A Texas lawmaker is trying to implement annual training in schools to prevent child sexual assault.
Rep. Tan Parker, R-Flower Mound, is sponsoring a bill that would require districts to host age-appropriate and evidence-based training annually so children can learn how to protect themselves against abuse.
The bill also aims to decrease the child pregnancy rate, or the number of pregnant youths age 15 and younger.
"Sexual assault is a crime that plagues our society in astonishing numbers and will continue to do so if the most innocent victims are not educated on how to handle it," Parker said.
Before the age of 18, one in four girls and one in six boys experience some form of sexual abuse, according to the National Child Traumatic Stress Network.
Sylvia Orozco-Joseph, the We Help Ourselves national director, is in charge of a large education program that already works to spread awareness on these matters.
She said WHO's program adjusts curriculum by the ages of students to teach basic concepts.
"For older students, we use a two- to three-minute videotape and role playing. ... For pre-K through second grade, we use puppets," she said.
Orozco-Joseph said 40 percent of children said the program helped them, and 25 percent said they used the information to help a friend.
The singular concern originated from Meagan Corser, a legislative analyst with Texas Homeschool Coalition. She had concerns that the bill might infringe upon the rights of homeschool parents but supported the bill's overall intent.
Corser asked that parents who homeschooled their children would be notified in advance of the class, lest they object to the content or nature of the training.
Judith McGeary, one of the witnesses who spoke during the public comment period, addressed about her own experience with child abuse in objection to this thought.
She said if her parents had been notified of such a class, they would have objected.
"It is not the right of a parent to deny their child access to something that could save their life ... because I came very close," McGeary said.
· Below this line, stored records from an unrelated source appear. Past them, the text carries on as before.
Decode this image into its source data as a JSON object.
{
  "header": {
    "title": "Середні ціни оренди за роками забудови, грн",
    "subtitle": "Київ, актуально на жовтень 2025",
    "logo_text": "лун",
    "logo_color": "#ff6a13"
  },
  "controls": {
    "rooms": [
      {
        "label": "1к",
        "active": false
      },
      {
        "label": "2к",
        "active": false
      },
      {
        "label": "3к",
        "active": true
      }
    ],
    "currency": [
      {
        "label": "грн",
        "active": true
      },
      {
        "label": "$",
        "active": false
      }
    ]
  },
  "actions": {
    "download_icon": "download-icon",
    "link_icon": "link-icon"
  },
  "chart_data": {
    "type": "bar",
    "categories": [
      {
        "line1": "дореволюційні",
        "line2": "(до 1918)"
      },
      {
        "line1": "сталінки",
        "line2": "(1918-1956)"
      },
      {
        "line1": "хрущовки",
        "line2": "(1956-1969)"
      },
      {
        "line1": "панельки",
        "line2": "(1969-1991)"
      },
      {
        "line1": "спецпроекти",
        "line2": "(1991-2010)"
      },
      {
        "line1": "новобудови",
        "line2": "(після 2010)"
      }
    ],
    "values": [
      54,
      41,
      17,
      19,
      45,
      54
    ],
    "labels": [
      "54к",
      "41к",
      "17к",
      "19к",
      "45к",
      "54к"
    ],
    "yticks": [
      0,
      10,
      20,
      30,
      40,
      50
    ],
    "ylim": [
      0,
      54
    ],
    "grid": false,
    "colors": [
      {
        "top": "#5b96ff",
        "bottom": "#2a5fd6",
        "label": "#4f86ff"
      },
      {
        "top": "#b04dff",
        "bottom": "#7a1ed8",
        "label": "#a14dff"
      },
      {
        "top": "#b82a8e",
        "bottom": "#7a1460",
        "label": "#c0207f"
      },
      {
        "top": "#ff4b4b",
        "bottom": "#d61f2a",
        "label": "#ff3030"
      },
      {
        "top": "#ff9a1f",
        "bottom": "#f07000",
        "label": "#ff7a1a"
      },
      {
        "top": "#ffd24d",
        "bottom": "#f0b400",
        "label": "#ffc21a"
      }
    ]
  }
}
Rep. Alma Allen, D-Houston, who is a former educator, emphasized that it is often parents who commit acts of abuse. Allen said for this reason, parents should not be given the ability to choose if their child receives this training.
The bill was left pending in committee but is likely to pass.
Rep. Morgan Meyer, R-Dallas, said he would be happy to address any issues anyone has with the bill.
"Who in the world would actually be opposed to this bill, and why?" Meyer asked.